Une musique inquiétante : Sur un air connu
Scène

Une musique inquiétante : Sur un air connu

Réaliste, sage et conventionnelle, la mise en scène d’Une musique inquiétante par Martin Faucher n’en est pas moins servie par un admirable souci du détail et des acteurs en pleine forme.

Dans son genre, la pièce de l’Américain Jon Marans est quasi irréprochable. S’y installe, à coups de franches réparties et de confrontations verbales, une relation tendue et pourtant respectueuse entre un jeune pianiste américain et son maître de chant autrichien, dans une Vienne contemporaine dont le lourd passé ne se laisse jamais oublier. Le jeune Stephen Hoffman, musicien rationnel en panne d’inspiration, vient y recevoir l’enseignement du réputé professeur Schiller, mais il sera plutôt accueilli par le professeur Mashkan, censé lui transmettre la passion du chant. La déception sera grande, et le conflit, incessant.

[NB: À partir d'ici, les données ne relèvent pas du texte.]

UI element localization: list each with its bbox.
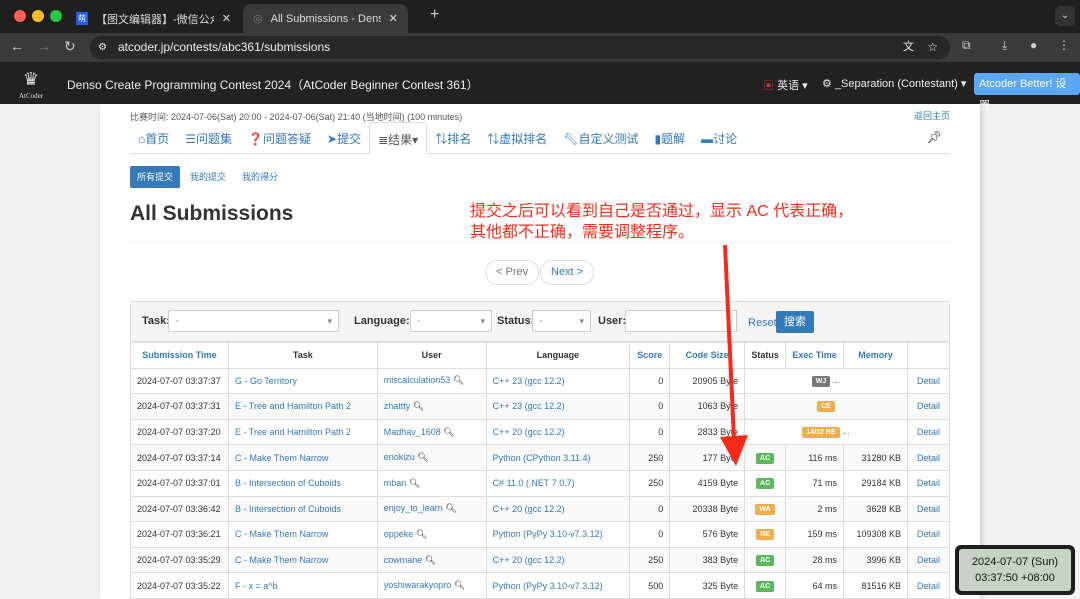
clock-date: 2024-07-07 (Sun) [971,556,1059,568]
clock-time: 03:37:50 +08:00 [975,572,1055,584]
clock-widget: 2024-07-07 (Sun) 03:37:50 +08:00 [955,545,1075,595]
annotation-arrow [720,244,748,466]
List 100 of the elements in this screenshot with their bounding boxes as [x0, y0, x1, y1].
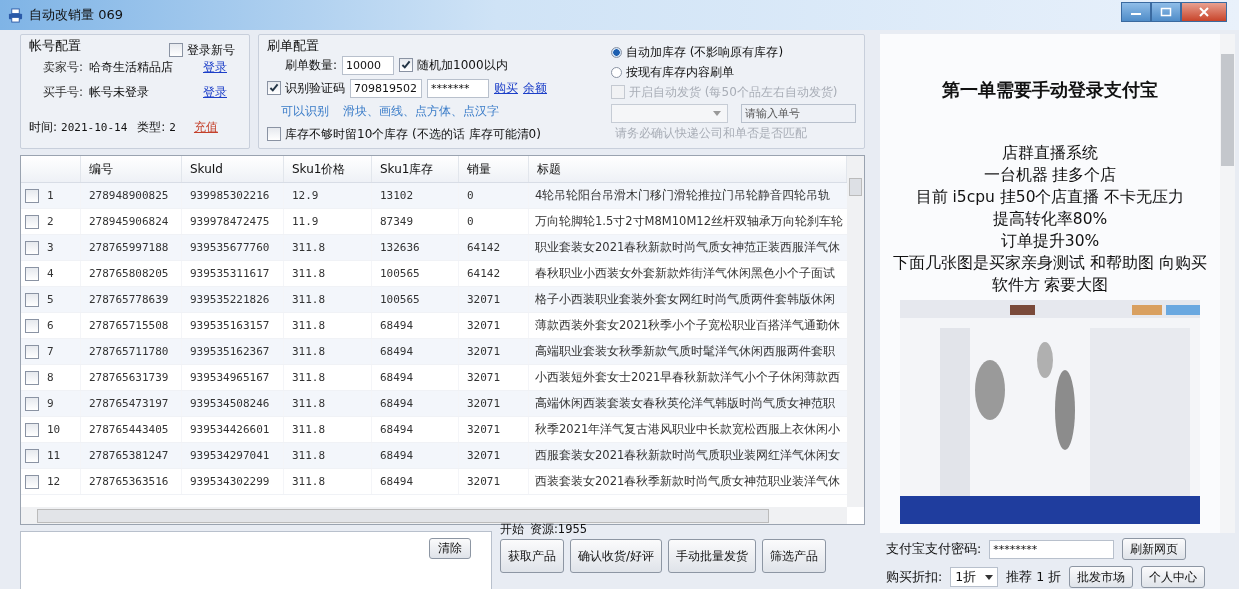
log-area[interactable]: 清除	[20, 531, 492, 589]
recharge-link[interactable]: 充值	[193, 118, 218, 136]
ad-text: 一台机器 挂多个店	[982, 165, 1118, 186]
table-cell: 13102	[380, 189, 414, 202]
resource-count: 资源:1955	[530, 522, 588, 537]
table-cell: 32071	[467, 449, 501, 462]
row-checkbox[interactable]	[25, 344, 39, 359]
field-label: 刷单数量:	[285, 56, 338, 74]
table-cell: 939534426601	[190, 423, 270, 436]
row-checkbox[interactable]	[25, 240, 39, 255]
caret-icon	[985, 574, 994, 580]
action-button[interactable]: 确认收货/好评	[570, 539, 663, 573]
field-label: 时间:	[29, 118, 58, 136]
row-number: 12	[47, 475, 61, 488]
field-value: 2	[169, 120, 176, 134]
table-cell: 32071	[467, 345, 501, 358]
row-checkbox[interactable]	[25, 448, 39, 463]
row-checkbox[interactable]	[25, 214, 39, 229]
group-title: 帐号配置	[29, 37, 81, 55]
field-value: 哈奇生活精品店	[89, 58, 174, 76]
field-label: 购买折扣:	[886, 568, 943, 586]
table-cell: 278945906824	[89, 215, 169, 228]
discount-dropdown[interactable]: 1折	[950, 567, 999, 588]
window-title: 自动改销量 069	[29, 6, 123, 24]
table-cell: 278765631739	[89, 371, 169, 384]
checkbox[interactable]	[169, 43, 183, 57]
table-cell: 西服套装女2021春秋新款时尚气质职业装网红洋气休闲女	[535, 448, 841, 463]
row-checkbox[interactable]	[25, 422, 39, 437]
action-button[interactable]: 筛选产品	[762, 539, 827, 573]
table-cell: 939535221826	[190, 293, 270, 306]
field-label: 买手号:	[41, 83, 83, 101]
row-number: 10	[47, 423, 61, 436]
column-header[interactable]: 编号	[81, 156, 182, 182]
field-label: 类型:	[137, 118, 166, 136]
username-field[interactable]: 709819502	[350, 78, 422, 98]
vertical-scrollbar[interactable]	[847, 156, 864, 507]
table-cell: 311.8	[292, 449, 326, 462]
column-header[interactable]: Sku1价格	[284, 156, 372, 182]
row-checkbox[interactable]	[25, 370, 39, 385]
table-cell: 12.9	[292, 189, 319, 202]
row-checkbox[interactable]	[25, 266, 39, 281]
table-cell: 939535162367	[190, 345, 270, 358]
table-cell: 939534297041	[190, 449, 270, 462]
nav-button[interactable]: 个人中心	[1141, 566, 1206, 589]
recommend-text: 推荐 1 折	[1006, 568, 1062, 586]
login-link[interactable]: 登录	[203, 83, 227, 101]
table-cell: 278765808205	[89, 267, 169, 280]
action-button[interactable]: 手动批量发货	[668, 539, 757, 573]
table-cell: 11.9	[292, 215, 319, 228]
ad-text: 下面几张图是买家亲身测试 和帮助图 向购买软件方 索要大图	[892, 253, 1208, 296]
minimize-button[interactable]	[1121, 2, 1151, 22]
table-cell: 311.8	[292, 475, 326, 488]
maximize-button[interactable]	[1151, 2, 1181, 22]
row-checkbox[interactable]	[25, 474, 39, 489]
checkbox[interactable]	[399, 58, 414, 72]
status-text: 开始	[500, 522, 524, 537]
table-cell: 68494	[380, 397, 414, 410]
row-checkbox[interactable]	[25, 318, 39, 333]
balance-link[interactable]: 余额	[523, 79, 547, 97]
table-cell: 278765711780	[89, 345, 169, 358]
vertical-scrollbar[interactable]	[1220, 34, 1235, 534]
action-button[interactable]: 获取产品	[500, 539, 564, 573]
row-checkbox[interactable]	[25, 188, 39, 203]
quantity-field[interactable]: 10000	[342, 55, 395, 75]
column-header[interactable]: 销量	[459, 156, 529, 182]
table-cell: 311.8	[292, 241, 326, 254]
table-cell: 西装套装女2021春秋季新款时尚气质女神范职业装洋气休	[535, 474, 841, 489]
password-field[interactable]: ********	[989, 539, 1115, 559]
info-text: 滑块、画线、点方体、点汉字	[343, 102, 499, 120]
group-title: 刷单配置	[267, 37, 319, 55]
buy-link[interactable]: 购买	[494, 79, 518, 97]
refresh-button[interactable]: 刷新网页	[1122, 538, 1187, 561]
row-number: 3	[47, 241, 54, 254]
order-number-field[interactable]: 请输入单号	[741, 103, 856, 123]
radio-button[interactable]	[611, 46, 622, 58]
column-header[interactable]: SkuId	[182, 156, 284, 182]
table-cell: 万向轮脚轮1.5寸2寸M8M10M12丝杆双轴承万向轮刹车轮	[535, 214, 843, 229]
table-cell: 278765997188	[89, 241, 169, 254]
nav-button[interactable]: 批发市场	[1069, 566, 1134, 589]
checkbox[interactable]	[267, 81, 281, 95]
password-field[interactable]: *******	[427, 78, 489, 98]
close-icon	[1198, 7, 1210, 17]
row-checkbox[interactable]	[25, 292, 39, 307]
table-cell: 311.8	[292, 293, 326, 306]
ad-text: 店群直播系统	[1001, 143, 1099, 164]
login-link[interactable]: 登录	[203, 58, 227, 76]
radio-button[interactable]	[611, 66, 622, 78]
row-number: 8	[47, 371, 54, 384]
table-cell: 311.8	[292, 345, 326, 358]
clear-button[interactable]: 清除	[429, 538, 471, 559]
row-checkbox[interactable]	[25, 396, 39, 411]
field-value: 帐号未登录	[89, 83, 150, 101]
checkbox[interactable]	[267, 127, 281, 141]
table-cell: 311.8	[292, 319, 326, 332]
close-button[interactable]	[1181, 2, 1227, 22]
checkbox-label: 库存不够时留10个库存 (不选的话 库存可能清0)	[285, 125, 541, 143]
column-header[interactable]: Sku1库存	[372, 156, 459, 182]
ad-text: 目前 i5cpu 挂50个店直播 不卡无压力	[914, 187, 1186, 208]
horizontal-scrollbar[interactable]	[21, 507, 847, 524]
table-cell: 939978472475	[190, 215, 270, 228]
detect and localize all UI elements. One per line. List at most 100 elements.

Si leur opposition est d’abord très schématique, s’articulant sans grande subtilité autour des traditionnelles tensions entre l’Europe et l’Amérique, la tradition et la modernité, et plus encore Schumann et Philip Glass, leur rivalité s’affine au contact des bouleversements politiques ambiants, alors que se trame l’élection controversée de Kurt Waldheim, soupçonné d’avoir frayé de près avec les nazis pendant la Seconde Guerre mondiale. Peu à peu, les masques tombent et les secrets des deux hommes sont révélés. Structure classique, mais implacable.

Le metteur en scène Martin Faucher s’attaque pourtant à cette partition avec grande retenue. On s’explique mal cette écrasante modestie. Tout y est très précis et exécuté dans les règles de l’art, mais toujours sans surprise, sans risque, sans personnalité. Une mise en scène anonyme, où l’on reconnaît les talents de direction d’acteur du metteur en scène, mais pas sa vision du monde ou ses aspirations esthétiques. La dimension politique du texte y occupe une place bien timide, alors que la musique prend toute son ampleur. Simple question d’équilibre.

Dans un tel univers, réaliste au possible, l’attention se porte sur le jeu. Heureusement, l’écueil de la psychologie est évité au profit de compositions colorées et d’interactions vives, sans excès. Jean Marchand dévoile tout en finesse le passé trouble de son personnage, sans pour autant faire craquer son enrobage sucré et son tempérament fielleux, alors qu’Émile Proulx-Cloutier, entre agitation et colère, cherche encore le bon dosage. Ça viendra bien assez vite.